Many atheists assert that an eternal universe is explanatorily equivalent to an eternal God.  For example, Sagan once asked, “If we say that God has always been, why not save a step and conclude that the universe has always been?”[1]  And just recently, two prominent atheists made the same claim.  In his new book, A Universe from Nothing, Lawrence Krauss writes, “[T]he declaration of a First Cause still leaves open the question, ‘Who created the Creator?’ After all, what is the difference between arguing in favor of an eternally existing creator versus an eternally existing universe without one?”[2]  Victor Stenger agrees with Krauss:

Krauss also describes how cosmology now strongly suggests that a “multiverse” exists in which our universe is just one member.  So, the real issue is not where our particular universe came from but where the multiverse came from. This question has an easy answer: the multiverse is eternal.  So, since it always was, it didn’t have to come from anything.

And, to bring religion into the picture, one could ask: Why is there God rather than nothing?  Once theologians assert that there is a God (as opposed to nothing), they can’t turn around and ask a cosmologist why there is a universe (as opposed to nothing). They claim God is a necessary entity. But then, why can’t a godless multiverse be a necessary entity?[3]

Apart from the fact that all of the evidence points to a temporally finite universe and a temporally finite multiverse (if a multiverse even exists), is it true that an eternal universe is explanatorily equivalent to an eternal God?  No, not at all!  An eternal universe would be a brute fact that lacks an explanation for its own contingent existence, whereas God—as a metaphysically necessary being—provides an explanation for both His own existence and that of the contingent world.  Edward Feser, in response to Krauss, explains why God is not explanatorily equivalent to an eternal universe:

In general, classical philosophical theology argues for the existence of a first cause of the world—a cause that does not merely happen not to have a cause of its own but that (unlike everything else that exists) in principle does not require one. Nothing else can provide an ultimate explanation of the world. …
“[T]hings in the world can change only if there is something that changes or actualizes everything else without the need (or indeed even the possibility) of its being actualized itself, precisely because it is already ‘pure actuality.’ Change requires an unchangeable changer or unmovable mover.”
“[E]verything made up of parts can be explained only by reference to something that combines the parts. Accordingly, the ultimate explanation of things must be utterly simple and therefore without the need or even the possibility of being assembled into being by something else. … For Leibniz, the existence of anything that is in any way contingent can be explained only by its origin in an absolutely necessary being.
But Krauss simply can’t see the ‘difference between arguing in favor of an eternally existing creator versus an eternally existing universe without one.’ The difference…is that the universe changes while the unmoved mover does not, or, as the Neoplatonist can tell you, that the universe is made up of parts while its source is absolutely one; or, as Leibniz could tell you, that the universe is contingent and God absolutely necessary. There is thus a principled reason for regarding God rather than the universe as the terminus of explanation. 
One can sensibly argue that the existence of such a God has not been established. (I think it has been, but that’s a topic for another day.) One cannot sensibly dispute that the unchanging, simple, and necessary God of classical theism, if he exists, would differ from our changing, composite, contingent universe in requiring no cause of his own.[4]

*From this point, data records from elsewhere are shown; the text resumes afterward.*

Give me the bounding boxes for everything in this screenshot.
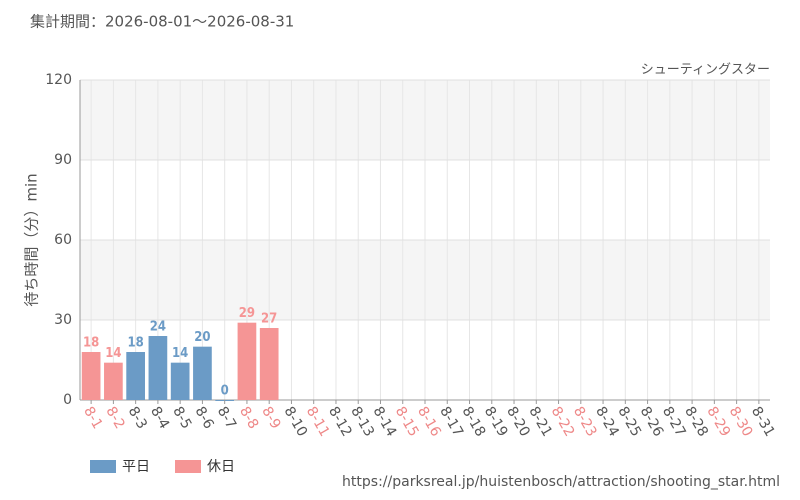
chart-title: 集計期間：2026-08-01～2026-08-31 <box>30 13 294 31</box>
bar <box>126 352 145 400</box>
x-tick-label: 8-3 <box>125 404 150 432</box>
chart-subtitle: シューティングスター <box>641 63 770 78</box>
y-tick-label: 120 <box>45 72 72 88</box>
bar <box>170 362 190 400</box>
y-axis-label: 待ち時間（分）min <box>23 173 41 306</box>
x-tick-label: 8-1 <box>80 404 105 432</box>
bar <box>148 336 168 400</box>
value-label: 24 <box>150 320 166 335</box>
bar <box>81 352 101 400</box>
bar <box>193 346 212 400</box>
y-tick-label: 90 <box>54 152 72 168</box>
x-tick-label: 8-7 <box>214 404 239 432</box>
legend-label: 平日 <box>122 459 150 475</box>
x-tick-label: 8-4 <box>147 404 172 432</box>
bar <box>259 328 279 400</box>
legend-swatch <box>175 460 201 473</box>
value-label: 14 <box>105 346 121 361</box>
y-tick-label: 0 <box>63 392 72 408</box>
value-label: 18 <box>128 336 144 351</box>
x-tick-label: 8-8 <box>236 404 261 432</box>
x-tick-label: 8-2 <box>102 404 127 432</box>
value-label: 29 <box>239 306 255 321</box>
bar <box>104 362 123 400</box>
value-label: 18 <box>83 336 99 351</box>
y-tick-label: 60 <box>54 232 72 248</box>
legend-label: 休日 <box>207 459 235 475</box>
value-label: 20 <box>194 330 210 345</box>
x-tick-label: 8-5 <box>169 404 194 432</box>
x-tick-label: 8-31 <box>748 404 778 440</box>
legend-swatch <box>90 460 116 473</box>
x-tick-label: 8-9 <box>258 404 283 432</box>
value-label: 0 <box>221 384 229 399</box>
x-tick-label: 8-6 <box>191 404 216 432</box>
y-tick-label: 30 <box>54 312 72 328</box>
value-label: 27 <box>261 312 277 327</box>
value-label: 14 <box>172 346 188 361</box>
bar <box>237 322 257 400</box>
source-url: https://parksreal.jp/huistenbosch/attrac… <box>342 474 780 490</box>
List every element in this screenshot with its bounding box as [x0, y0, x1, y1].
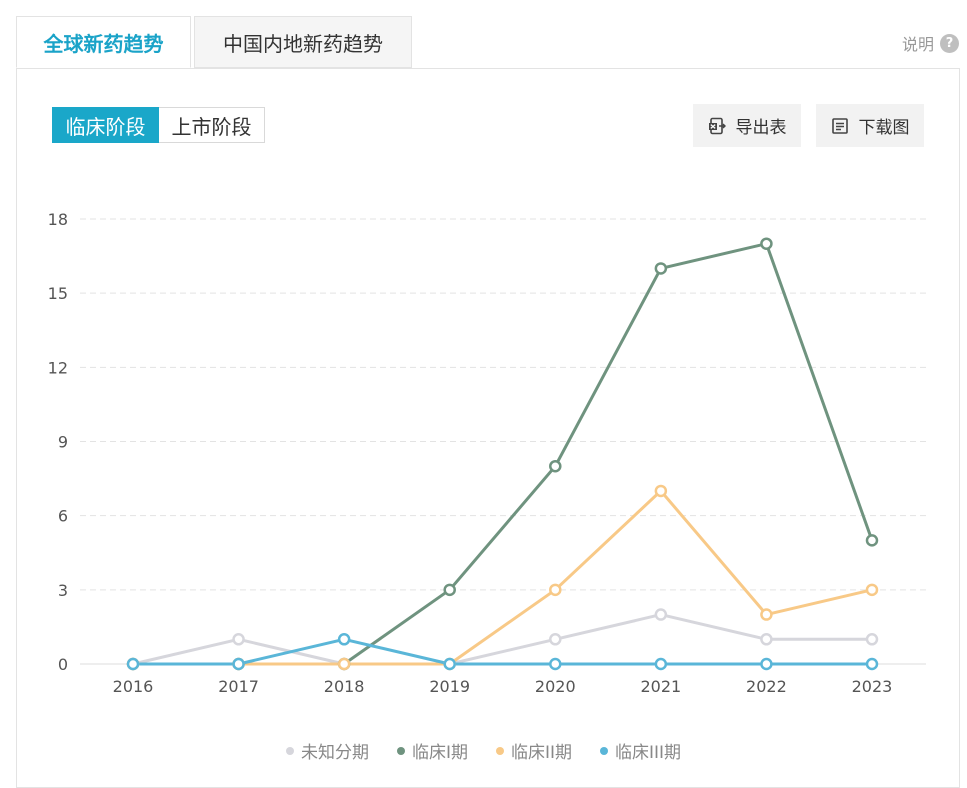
y-tick-label: 3 — [58, 581, 68, 600]
data-point — [443, 583, 456, 597]
x-tick-label: 2018 — [324, 677, 365, 696]
data-point — [549, 459, 562, 473]
data-point — [337, 633, 351, 646]
y-tick-label: 9 — [58, 433, 68, 452]
legend-item[interactable]: 临床II期 — [495, 738, 572, 763]
x-tick-label: 2023 — [852, 677, 893, 696]
data-point — [760, 633, 773, 646]
data-point — [654, 262, 668, 275]
legend-item[interactable]: 临床I期 — [396, 738, 468, 763]
data-point — [865, 583, 879, 597]
legend-item[interactable]: 临床III期 — [600, 738, 681, 763]
y-tick-label: 18 — [48, 210, 68, 229]
data-point — [760, 608, 773, 621]
chart-panel — [16, 68, 960, 788]
x-tick-label: 2019 — [429, 677, 470, 696]
help-label: 说明 — [901, 35, 934, 54]
stage-toggle: 临床阶段 上市阶段 — [52, 107, 265, 143]
data-point — [232, 657, 245, 671]
y-tick-label: 15 — [48, 284, 68, 303]
x-tick-label: 2016 — [113, 677, 154, 696]
data-point — [232, 633, 245, 646]
chart-legend: 未知分期 临床I期 临床II期 临床III期 — [0, 738, 967, 763]
x-tick-label: 2017 — [218, 677, 259, 696]
excel-export-icon — [708, 117, 726, 134]
data-point — [443, 657, 456, 671]
data-point — [549, 657, 562, 671]
clinical-stage-button[interactable]: 临床阶段 — [52, 107, 159, 143]
x-tick-label: 2022 — [746, 677, 787, 696]
data-point — [549, 583, 562, 597]
data-point — [654, 484, 668, 498]
legend-marker — [396, 746, 405, 755]
legend-label: 未知分期 — [300, 743, 369, 763]
data-point — [865, 633, 879, 646]
x-tick-label: 2021 — [640, 677, 681, 696]
legend-item[interactable]: 未知分期 — [285, 738, 369, 763]
market-stage-button[interactable]: 上市阶段 — [159, 107, 265, 143]
data-point — [654, 608, 668, 621]
legend-label: 临床II期 — [510, 743, 572, 763]
legend-marker — [600, 746, 608, 755]
download-chart-label: 下载图 — [858, 118, 910, 138]
export-table-button[interactable]: 导出表 — [693, 104, 801, 147]
data-point — [865, 534, 879, 547]
legend-label: 临床III期 — [615, 743, 682, 763]
y-tick-label: 12 — [48, 358, 68, 377]
y-tick-label: 0 — [58, 655, 68, 674]
trend-tabs: 全球新药趋势 中国内地新药趋势 — [16, 16, 412, 69]
tab-global-trend[interactable]: 全球新药趋势 — [16, 16, 191, 68]
question-circle-icon: ? — [940, 33, 959, 53]
data-point — [126, 657, 140, 671]
series-line — [132, 613, 872, 666]
series-line — [133, 489, 873, 666]
export-table-label: 导出表 — [735, 118, 787, 138]
y-tick-label: 6 — [58, 507, 68, 526]
data-point — [337, 657, 351, 671]
data-point — [549, 633, 562, 646]
legend-label: 临床I期 — [411, 743, 468, 763]
data-point — [760, 657, 773, 671]
series-line — [133, 637, 872, 666]
data-point — [865, 657, 879, 671]
help-link[interactable]: 说明 ? — [902, 31, 959, 55]
legend-marker — [495, 746, 504, 755]
data-point — [654, 657, 668, 671]
data-point — [760, 237, 773, 250]
series-line — [133, 242, 874, 666]
legend-marker — [285, 746, 294, 755]
download-chart-button[interactable]: 下载图 — [816, 104, 924, 147]
tab-china-trend[interactable]: 中国内地新药趋势 — [194, 16, 412, 68]
x-tick-label: 2020 — [535, 677, 576, 696]
document-image-icon — [831, 117, 848, 134]
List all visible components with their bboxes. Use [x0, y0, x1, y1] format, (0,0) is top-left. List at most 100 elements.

As Feser noted, there are principled arguments for positing a personal creator God, and such a being has great explanatory value.  In contrast, there are no good reasons for positing an eternal universe, and even if the universe was eternal, it lacks explanatory value.  That, Mr. Krauss, is the difference between positing an eternal universe and an eternal God, and why, Mr. Sagan, we cannot just save ourselves a step and consider the universe to be eternal. 


[1]Carl Sagan, Cosmos, 257.
[2]Lawrence Krauss, A Universe from Nothing: Why There is Something Rather than Nothing (New York: Simon & Schuster Inc., 2012), xii.